Shouts outside. Guns splutter, but not into the diner. The air is growing colder. Something growls out in the street and he feels it in his bones. The man wants to shut his eyes but knows that if he does he'll see a wide, yellow grin, the skin around it hanging loose and wrinkled like an ill-fitting suit. He crawls to the fridge, coughing as he tugs the gas mask on, and darts into the bathroom. He curls up in one of the booths until the gunfire goes quiet. By then the air is still and freezing.

Out in the diner he hears glass crunch. He always expects to hear breathing when it's this close, some low and hungrily expectant purr, but there is just an awful silence.

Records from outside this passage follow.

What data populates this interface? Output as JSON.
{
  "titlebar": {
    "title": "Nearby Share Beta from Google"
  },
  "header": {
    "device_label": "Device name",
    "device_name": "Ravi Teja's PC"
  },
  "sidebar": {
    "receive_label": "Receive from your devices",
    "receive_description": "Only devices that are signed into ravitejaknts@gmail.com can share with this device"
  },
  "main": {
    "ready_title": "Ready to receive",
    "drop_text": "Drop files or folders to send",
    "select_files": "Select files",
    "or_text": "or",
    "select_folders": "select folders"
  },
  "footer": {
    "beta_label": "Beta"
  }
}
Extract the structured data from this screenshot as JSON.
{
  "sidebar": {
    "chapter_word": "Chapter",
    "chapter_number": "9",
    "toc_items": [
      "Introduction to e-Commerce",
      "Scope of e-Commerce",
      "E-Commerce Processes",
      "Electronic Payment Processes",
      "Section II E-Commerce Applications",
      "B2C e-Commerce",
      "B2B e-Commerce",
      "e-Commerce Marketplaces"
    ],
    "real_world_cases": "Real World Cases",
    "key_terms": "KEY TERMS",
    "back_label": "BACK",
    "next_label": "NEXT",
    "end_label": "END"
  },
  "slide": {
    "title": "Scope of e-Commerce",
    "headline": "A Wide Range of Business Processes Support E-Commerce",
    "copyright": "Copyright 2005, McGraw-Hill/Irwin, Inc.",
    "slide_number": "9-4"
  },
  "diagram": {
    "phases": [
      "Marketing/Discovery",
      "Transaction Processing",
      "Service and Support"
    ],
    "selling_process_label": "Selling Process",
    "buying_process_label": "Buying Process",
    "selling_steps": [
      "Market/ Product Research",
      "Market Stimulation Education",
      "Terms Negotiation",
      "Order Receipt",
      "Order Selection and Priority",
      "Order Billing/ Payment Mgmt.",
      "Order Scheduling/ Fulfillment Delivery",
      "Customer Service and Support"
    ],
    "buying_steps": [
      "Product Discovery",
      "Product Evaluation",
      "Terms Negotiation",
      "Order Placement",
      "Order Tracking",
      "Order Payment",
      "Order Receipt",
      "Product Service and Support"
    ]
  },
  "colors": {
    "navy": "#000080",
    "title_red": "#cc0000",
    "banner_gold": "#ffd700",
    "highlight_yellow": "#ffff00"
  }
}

The bathroom door whines open. Outside his stall he hears the shuffle and rasp of fabric and of skin. The door closes. His lungs scream for air because he's been holding his breath since the glass crunched.

One of the stall doors whispers open. Then another, nearer. He can feel its grin, it's all he can see, his lips are dry and he blinks away tears.

The hairs on his arm stand on end. Nausea hits him all at once, and he grins under the mask. 'Too slow,' he breathes, and there is a tensing and a sudden rush of movement and his stall door swings open and he catches an instant's glimpse of wide smiling eyes before the world falls away and is replaced by whirling, by whirling, thumping darkness.

Vertigo hits as the memory rushes back. Soon, he knows, he'll recall the jump before that, and the one before that, and he realises with a pang of exhausted terror that he's lost count of how many there have been. Tearing off the gas mask he grabs the sock out of the nurse's hand and tries to drag her away from the dryer, but she pulls back and starts machine-gunning him with what sound like questions. 'Get out,' he rasps through parched lips, 'get everyone as far from here as you can.' But she talks right over him, and he's pretty sure she wouldn't listen even if she could understand him, and when he sees her words are condensing in the air he stops caring.

He lurches out of the laundry seconds before something gnarled and pale snakes its way out of the dryer. It slaps at the floor and the clothes sprawled there, then suckers down and braces itself. The dryer groans as a great weight is pulled forward, and as ice creeps along the tiles more shapes reach out of that darkness, things that look like tentacles or branches or arthritic hands or like none of those things, some writhing and unfurling, some sniffing, some quivering or turning coiled in the air as if listening, but all of them, all of them, searching.